Ce qui a changé, c’est que les hommes soutiennent cette cause ; nous avons les hommes à nos côtés et les choses progressent…”

De façon plus générale, Sophie Béjean pense que “les choses progressent, peut-être encore trop lentement. L’important, c’est cette égalité et que nous ayons une représentation de la société telle est. Et c’est aussi une question d’efficacité. Ce qui a changé, c’est que les hommes soutiennent cette cause ; nous avons les hommes à nos côtés et les choses progressent…”

“Briser le plafond de verre..”

Coach, Rania Kacimi, chef du projet A Voix égales, du rectorat de Montpellier.

Coach et formatrice, qui accompagne le rectorat sur ce projet, Rania Kacimi, qui fut fonctionnaire, “formée en coaching en 2014”, remet du contexte : “Ce projet, qui a été imaginé par la DRH du rectorat, Alma Lopes, s’inscrit dans la continuité de la feuille de route en ressources humaines qui consiste à innover, à mettre en route des projets nouveaux et plus agiles que ceux qui sont d’habitude mis en place dans la fonction publique. A vite émergé une volonté de monter en compétence en matière d’éloquence et, pour les femmes, briser le plafond de verre.”

“Un engouement pour justement oser mettre en place ce genre de projet”

Elle ajoute : “On se rend compte que les femmes, pour des raisons culturelles ou par simple manque de confiance en soi, occupent des postes moins élevés, plus précaires ; elles sont plus souvent contractuelles que les hommes, par exemple. Notre rectrice a fait, du coup, de l’égalité professionnelle, une priorité. D’où ce concours qui a deux objectifs : permettre aux femmes fonctionnaires de l’académie de valoriser leur projet et pour celles qui n’ont pas encore confiance en elles de parler de ce sujet.” Rania Kacimi dit noter “un engouement pour justement oser mettre en place ce genre de projet”. 

Plus largement, il y a pas mal d’initiatives dans le domaine de l’égalité professionnelle mais est-ce que la cause avance au rythme du nombre de ces projets ? Rania Kacimi dit : “Non, je ne crois pas.
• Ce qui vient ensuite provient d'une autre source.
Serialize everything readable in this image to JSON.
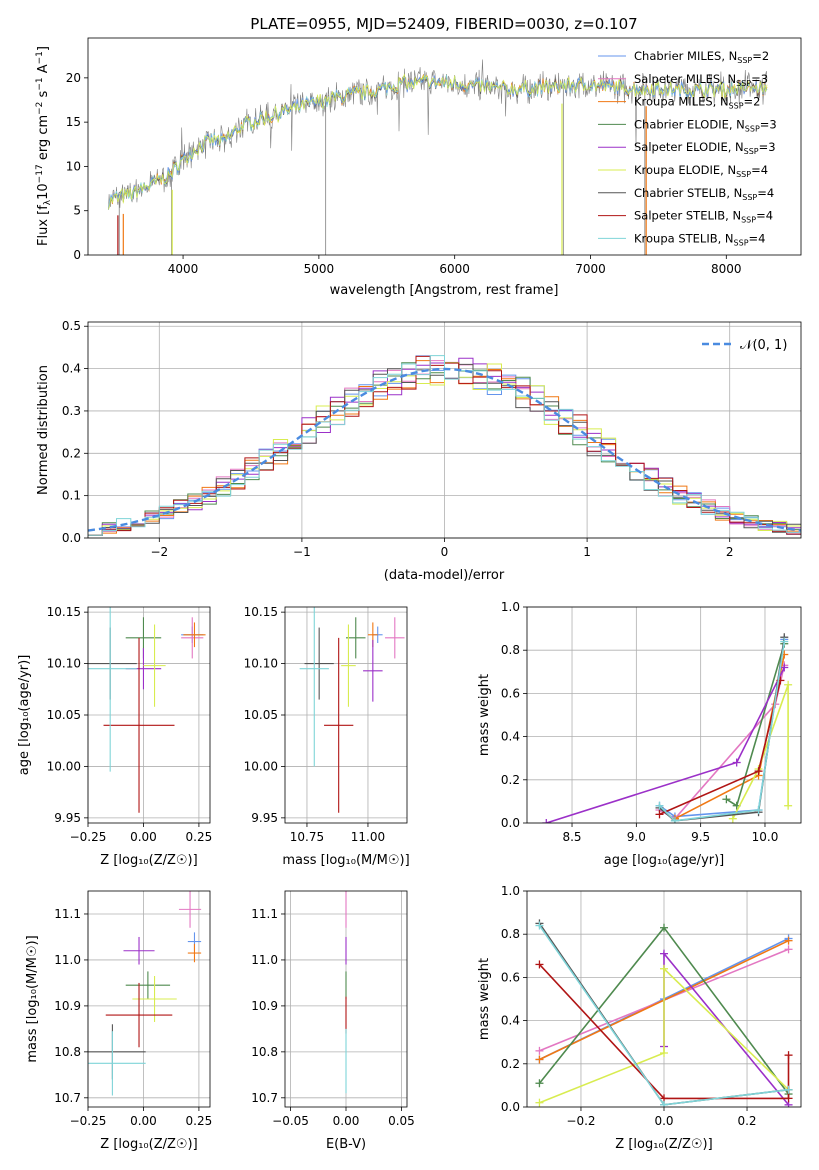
{
  "figure_title": "PLATE=0955, MJD=52409, FIBERID=0030, z=0.107",
  "colors": {
    "Chabrier MILES": "#6495ed",
    "Salpeter MILES": "#e377c2",
    "Kroupa MILES": "#f07814",
    "Chabrier ELODIE": "#4f8a4f",
    "Salpeter ELODIE": "#9b30c8",
    "Kroupa ELODIE": "#d8ec50",
    "Chabrier STELIB": "#555555",
    "Salpeter STELIB": "#b01515",
    "Kroupa STELIB": "#7fd4d8",
    "normal": "#4a8be0",
    "grid": "#b0b0b0",
    "spectrum_gray": "#808080"
  },
  "panels": {
    "spectrum": {
      "xlabel": "wavelength [Angstrom, rest frame]",
      "ylabel_parts": [
        "Flux [f",
        "λ",
        "10",
        "−17",
        " erg cm",
        "−2",
        " s",
        "−1",
        " A",
        "−1",
        "]"
      ],
      "xticks": [
        "4000",
        "5000",
        "6000",
        "7000",
        "8000"
      ],
      "yticks": [
        "0",
        "5",
        "10",
        "15",
        "20"
      ]
    },
    "hist": {
      "xlabel": "(data-model)/error",
      "ylabel": "Normed distribution",
      "xticks": [
        "−2",
        "−1",
        "0",
        "1",
        "2"
      ],
      "yticks": [
        "0.0",
        "0.1",
        "0.2",
        "0.3",
        "0.4",
        "0.5"
      ],
      "legend_label": "𝒩(0, 1)"
    },
    "age_z": {
      "xlabel": "Z [log₁₀(Z/Z☉)]",
      "ylabel": "age  [log₁₀(age/yr)]",
      "xticks": [
        "−0.25",
        "0.00",
        "0.25"
      ],
      "yticks": [
        "9.95",
        "10.00",
        "10.05",
        "10.10",
        "10.15"
      ]
    },
    "age_mass": {
      "xlabel": "mass [log₁₀(M/M☉)]",
      "xticks": [
        "10.75",
        "11.00"
      ],
      "yticks": [
        "9.95",
        "10.00",
        "10.05",
        "10.10",
        "10.15"
      ]
    },
    "mw_age": {
      "xlabel": "age  [log₁₀(age/yr)]",
      "ylabel": "mass weight",
      "xticks": [
        "8.5",
        "9.0",
        "9.5",
        "10.0"
      ],
      "yticks": [
        "0.0",
        "0.2",
        "0.4",
        "0.6",
        "0.8",
        "1.0"
      ]
    },
    "mass_z": {
      "xlabel": "Z [log₁₀(Z/Z☉)]",
      "ylabel": "mass [log₁₀(M/M☉)]",
      "xticks": [
        "−0.25",
        "0.00",
        "0.25"
      ],
      "yticks": [
        "10.7",
        "10.8",
        "10.9",
        "11.0",
        "11.1"
      ]
    },
    "mass_ebv": {
      "xlabel": "E(B-V)",
      "xticks": [
        "−0.05",
        "0.00",
        "0.05"
      ],
      "yticks": [
        "10.7",
        "10.8",
        "10.9",
        "11.0",
        "11.1"
      ]
    },
    "mw_z": {
      "xlabel": "Z [log₁₀(Z/Z☉)]",
      "ylabel": "mass weight",
      "xticks": [
        "−0.2",
        "0.0",
        "0.2"
      ],
      "yticks": [
        "0.0",
        "0.2",
        "0.4",
        "0.6",
        "0.8",
        "1.0"
      ]
    }
  },
  "chart_data": [
    {
      "type": "line",
      "title": "PLATE=0955, MJD=52409, FIBERID=0030, z=0.107",
      "xlabel": "wavelength [Angstrom, rest frame]",
      "ylabel": "Flux [fλ 10^-17 erg cm^-2 s^-1 A^-1]",
      "xlim": [
        3300,
        8550
      ],
      "ylim": [
        0,
        24.5
      ],
      "grid": false,
      "legend_position": "upper-right",
      "spectrum_shape": {
        "wavelength": [
          3450,
          3600,
          3700,
          3800,
          3900,
          4000,
          4100,
          4200,
          4300,
          4400,
          4500,
          4600,
          4800,
          5000,
          5200,
          5400,
          5600,
          5800,
          6000,
          6200,
          6400,
          6600,
          6800,
          7000,
          7200,
          7400,
          7600,
          7800,
          8000,
          8200,
          8300
        ],
        "flux": [
          6.2,
          6.8,
          7.5,
          8.2,
          9.0,
          10.8,
          12.0,
          13.0,
          12.8,
          14.2,
          15.0,
          15.5,
          16.5,
          17.3,
          18.0,
          18.5,
          19.3,
          19.5,
          19.4,
          19.0,
          18.7,
          18.9,
          19.1,
          19.2,
          18.9,
          18.8,
          18.7,
          18.6,
          18.7,
          18.9,
          18.6
        ]
      },
      "series": [
        {
          "name": "Chabrier MILES, N_SSP=2"
        },
        {
          "name": "Salpeter MILES, N_SSP=3"
        },
        {
          "name": "Kroupa MILES, N_SSP=2"
        },
        {
          "name": "Chabrier ELODIE, N_SSP=3"
        },
        {
          "name": "Salpeter ELODIE, N_SSP=3"
        },
        {
          "name": "Kroupa ELODIE, N_SSP=4"
        },
        {
          "name": "Chabrier STELIB, N_SSP=4"
        },
        {
          "name": "Salpeter STELIB, N_SSP=4"
        },
        {
          "name": "Kroupa STELIB, N_SSP=4"
        }
      ]
    },
    {
      "type": "line",
      "xlabel": "(data-model)/error",
      "ylabel": "Normed distribution",
      "xlim": [
        -2.5,
        2.5
      ],
      "ylim": [
        0,
        0.51
      ],
      "grid": true,
      "legend_position": "upper-right",
      "histogram_bins": [
        -2.5,
        -2.4,
        -2.3,
        -2.2,
        -2.1,
        -2.0,
        -1.9,
        -1.8,
        -1.7,
        -1.6,
        -1.5,
        -1.4,
        -1.3,
        -1.2,
        -1.1,
        -1.0,
        -0.9,
        -0.8,
        -0.7,
        -0.6,
        -0.5,
        -0.4,
        -0.3,
        -0.2,
        -0.1,
        0.0,
        0.1,
        0.2,
        0.3,
        0.4,
        0.5,
        0.6,
        0.7,
        0.8,
        0.9,
        1.0,
        1.1,
        1.2,
        1.3,
        1.4,
        1.5,
        1.6,
        1.7,
        1.8,
        1.9,
        2.0,
        2.1,
        2.2,
        2.3,
        2.4,
        2.5
      ],
      "series": [
        {
          "name": "𝒩(0, 1)",
          "x": [
            -2.5,
            -2.0,
            -1.5,
            -1.0,
            -0.5,
            0.0,
            0.5,
            1.0,
            1.5,
            2.0,
            2.5
          ],
          "values": [
            0.018,
            0.054,
            0.13,
            0.242,
            0.352,
            0.399,
            0.352,
            0.242,
            0.13,
            0.054,
            0.018
          ]
        }
      ]
    },
    {
      "type": "scatter",
      "xlabel": "Z [log10(Z/Z_sun)]",
      "ylabel": "age [log10(age/yr)]",
      "xlim": [
        -0.25,
        0.3
      ],
      "ylim": [
        9.945,
        10.155
      ],
      "grid": true,
      "series": [
        {
          "x": 0.22,
          "y": 10.128,
          "xerr": 0.05,
          "yerr": 0.008
        },
        {
          "x": 0.22,
          "y": 10.125,
          "xerr": 0.05,
          "yerr": 0.02
        },
        {
          "x": 0.23,
          "y": 10.128,
          "xerr": 0.05,
          "yerr": 0.012
        },
        {
          "x": 0.0,
          "y": 10.125,
          "xerr": 0.08,
          "yerr": 0.02
        },
        {
          "x": 0.0,
          "y": 10.095,
          "xerr": 0.08,
          "yerr": 0.02
        },
        {
          "x": 0.05,
          "y": 10.098,
          "xerr": 0.05,
          "yerr": 0.04
        },
        {
          "x": -0.15,
          "y": 10.1,
          "xerr": 0.12,
          "yerr": 0.035
        },
        {
          "x": -0.02,
          "y": 10.04,
          "xerr": 0.16,
          "yerr": 0.085
        },
        {
          "x": -0.15,
          "y": 10.095,
          "xerr": 0.12,
          "yerr": 0.1
        }
      ]
    },
    {
      "type": "scatter",
      "xlabel": "mass [log10(M/M_sun)]",
      "ylabel": "age [log10(age/yr)]",
      "xlim": [
        10.66,
        11.16
      ],
      "ylim": [
        9.945,
        10.155
      ],
      "grid": true,
      "series": [
        {
          "x": 11.04,
          "y": 10.128,
          "xerr": 0.02,
          "yerr": 0.008
        },
        {
          "x": 11.11,
          "y": 10.125,
          "xerr": 0.04,
          "yerr": 0.02
        },
        {
          "x": 11.02,
          "y": 10.128,
          "xerr": 0.02,
          "yerr": 0.012
        },
        {
          "x": 10.95,
          "y": 10.125,
          "xerr": 0.04,
          "yerr": 0.02
        },
        {
          "x": 11.02,
          "y": 10.093,
          "xerr": 0.04,
          "yerr": 0.03
        },
        {
          "x": 10.92,
          "y": 10.098,
          "xerr": 0.03,
          "yerr": 0.04
        },
        {
          "x": 10.8,
          "y": 10.1,
          "xerr": 0.06,
          "yerr": 0.035
        },
        {
          "x": 10.88,
          "y": 10.04,
          "xerr": 0.06,
          "yerr": 0.085
        },
        {
          "x": 10.78,
          "y": 10.095,
          "xerr": 0.06,
          "yerr": 0.095
        }
      ]
    },
    {
      "type": "line",
      "xlabel": "age [log10(age/yr)]",
      "ylabel": "mass weight",
      "xlim": [
        8.15,
        10.28
      ],
      "ylim": [
        0,
        1.0
      ],
      "grid": true,
      "series": [
        {
          "x": [
            9.18,
            9.3,
            9.95,
            10.15
          ],
          "values": [
            0.08,
            0.03,
            0.06,
            0.85
          ]
        },
        {
          "x": [
            9.18,
            9.3,
            10.08,
            10.15
          ],
          "values": [
            0.06,
            0.02,
            0.55,
            0.73
          ]
        },
        {
          "x": [
            9.3,
            9.95,
            10.15
          ],
          "values": [
            0.02,
            0.22,
            0.78
          ]
        },
        {
          "x": [
            9.7,
            9.78,
            10.15
          ],
          "values": [
            0.11,
            0.08,
            0.83
          ]
        },
        {
          "x": [
            8.3,
            9.78,
            10.15
          ],
          "values": [
            0.0,
            0.28,
            0.72
          ]
        },
        {
          "x": [
            9.75,
            9.95,
            10.18,
            10.18
          ],
          "values": [
            0.02,
            0.25,
            0.64,
            0.08
          ]
        },
        {
          "x": [
            9.18,
            9.3,
            9.95,
            10.15
          ],
          "values": [
            0.07,
            0.01,
            0.05,
            0.86
          ]
        },
        {
          "x": [
            9.18,
            9.95,
            10.12
          ],
          "values": [
            0.04,
            0.24,
            0.66
          ]
        },
        {
          "x": [
            9.18,
            9.3,
            9.95,
            10.15
          ],
          "values": [
            0.08,
            0.01,
            0.06,
            0.84
          ]
        }
      ]
    },
    {
      "type": "scatter",
      "xlabel": "Z [log10(Z/Z_sun)]",
      "ylabel": "mass [log10(M/M_sun)]",
      "xlim": [
        -0.25,
        0.3
      ],
      "ylim": [
        10.68,
        11.15
      ],
      "grid": true,
      "series": [
        {
          "x": 0.23,
          "y": 11.04,
          "xerr": 0.03,
          "yerr": 0.02
        },
        {
          "x": 0.21,
          "y": 11.11,
          "xerr": 0.05,
          "yerr": 0.04
        },
        {
          "x": 0.23,
          "y": 11.015,
          "xerr": 0.03,
          "yerr": 0.02
        },
        {
          "x": 0.02,
          "y": 10.945,
          "xerr": 0.1,
          "yerr": 0.03
        },
        {
          "x": -0.02,
          "y": 11.02,
          "xerr": 0.07,
          "yerr": 0.03
        },
        {
          "x": 0.05,
          "y": 10.915,
          "xerr": 0.1,
          "yerr": 0.05
        },
        {
          "x": -0.14,
          "y": 10.8,
          "xerr": 0.15,
          "yerr": 0.06
        },
        {
          "x": -0.02,
          "y": 10.88,
          "xerr": 0.15,
          "yerr": 0.07
        },
        {
          "x": -0.14,
          "y": 10.775,
          "xerr": 0.15,
          "yerr": 0.07
        }
      ]
    },
    {
      "type": "scatter",
      "xlabel": "E(B-V)",
      "ylabel": "mass [log10(M/M_sun)]",
      "xlim": [
        -0.055,
        0.055
      ],
      "ylim": [
        10.68,
        11.15
      ],
      "grid": true,
      "series": [
        {
          "x": 0.0,
          "y": 11.11,
          "xerr": 0.0,
          "yerr": 0.04
        },
        {
          "x": 0.0,
          "y": 11.02,
          "xerr": 0.0,
          "yerr": 0.03
        },
        {
          "x": 0.0,
          "y": 10.945,
          "xerr": 0.0,
          "yerr": 0.03
        },
        {
          "x": 0.0,
          "y": 10.88,
          "xerr": 0.0,
          "yerr": 0.04
        },
        {
          "x": 0.0,
          "y": 10.78,
          "xerr": 0.0,
          "yerr": 0.07
        }
      ]
    },
    {
      "type": "line",
      "xlabel": "Z [log10(Z/Z_sun)]",
      "ylabel": "mass weight",
      "xlim": [
        -0.33,
        0.33
      ],
      "ylim": [
        0,
        1.0
      ],
      "grid": true,
      "series": [
        {
          "x": [
            -0.3,
            0.0,
            0.3
          ],
          "values": [
            0.22,
            0.5,
            0.78
          ]
        },
        {
          "x": [
            -0.3,
            0.3
          ],
          "values": [
            0.26,
            0.73
          ]
        },
        {
          "x": [
            -0.3,
            0.3
          ],
          "values": [
            0.22,
            0.77
          ]
        },
        {
          "x": [
            -0.3,
            0.0,
            0.3
          ],
          "values": [
            0.11,
            0.83,
            0.06
          ]
        },
        {
          "x": [
            0.0,
            0.0,
            0.3
          ],
          "values": [
            0.28,
            0.71,
            0.01
          ]
        },
        {
          "x": [
            -0.3,
            0.0,
            0.0,
            0.3
          ],
          "values": [
            0.02,
            0.25,
            0.64,
            0.08
          ]
        },
        {
          "x": [
            -0.3,
            0.0,
            0.3
          ],
          "values": [
            0.85,
            0.01,
            0.08
          ]
        },
        {
          "x": [
            -0.3,
            0.0,
            0.3,
            0.3
          ],
          "values": [
            0.66,
            0.04,
            0.04,
            0.24
          ]
        },
        {
          "x": [
            -0.3,
            0.0,
            0.3
          ],
          "values": [
            0.84,
            0.01,
            0.08
          ]
        }
      ]
    }
  ]
}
La société est en train de se remettre en question. On apporte notre pierre à l’édifice, à la justice professionnelle.”

Olivier SCHLAMA

  • (1) L’égalité professionnelle femmes-hommes a été consacrée Grande cause nationale par le président de la République. L’académie de Montpellier s’est mobilisée et a établi une feuille de route RH proposant des leviers vers une égalité professionnelle plus solide. Le concours À voix égales s’inscrit dans le cadre de cette politique d’égalité. Il est ouvert à tous les personnels féminins de la fonction publique, exerçant en France ou au sein d’établissements francophones AEFE et labellisés, quelles que soient les filières d’emploi, toutes catégories confondues.
  • Chaque candidate a la possibilité d’envoyer une vidéo d’éloquence via le site A Voix égales mettant en avant son projet professionnel ou ses souhaits d’évolution. Les 5 lauréates gagneront des séances de coaching personnalisées pour mener à bien leur projet.
  • Les candidates ont jusqu’au 22 décembre pour déposer une candidature vidéo exprimant leur projet professionnel en 180 secondes. Les 5 lauréates bénéficieront d’un accompagnement sur mesure sous forme de 10 séances de coachings chacune pour tenter de mener ce projet.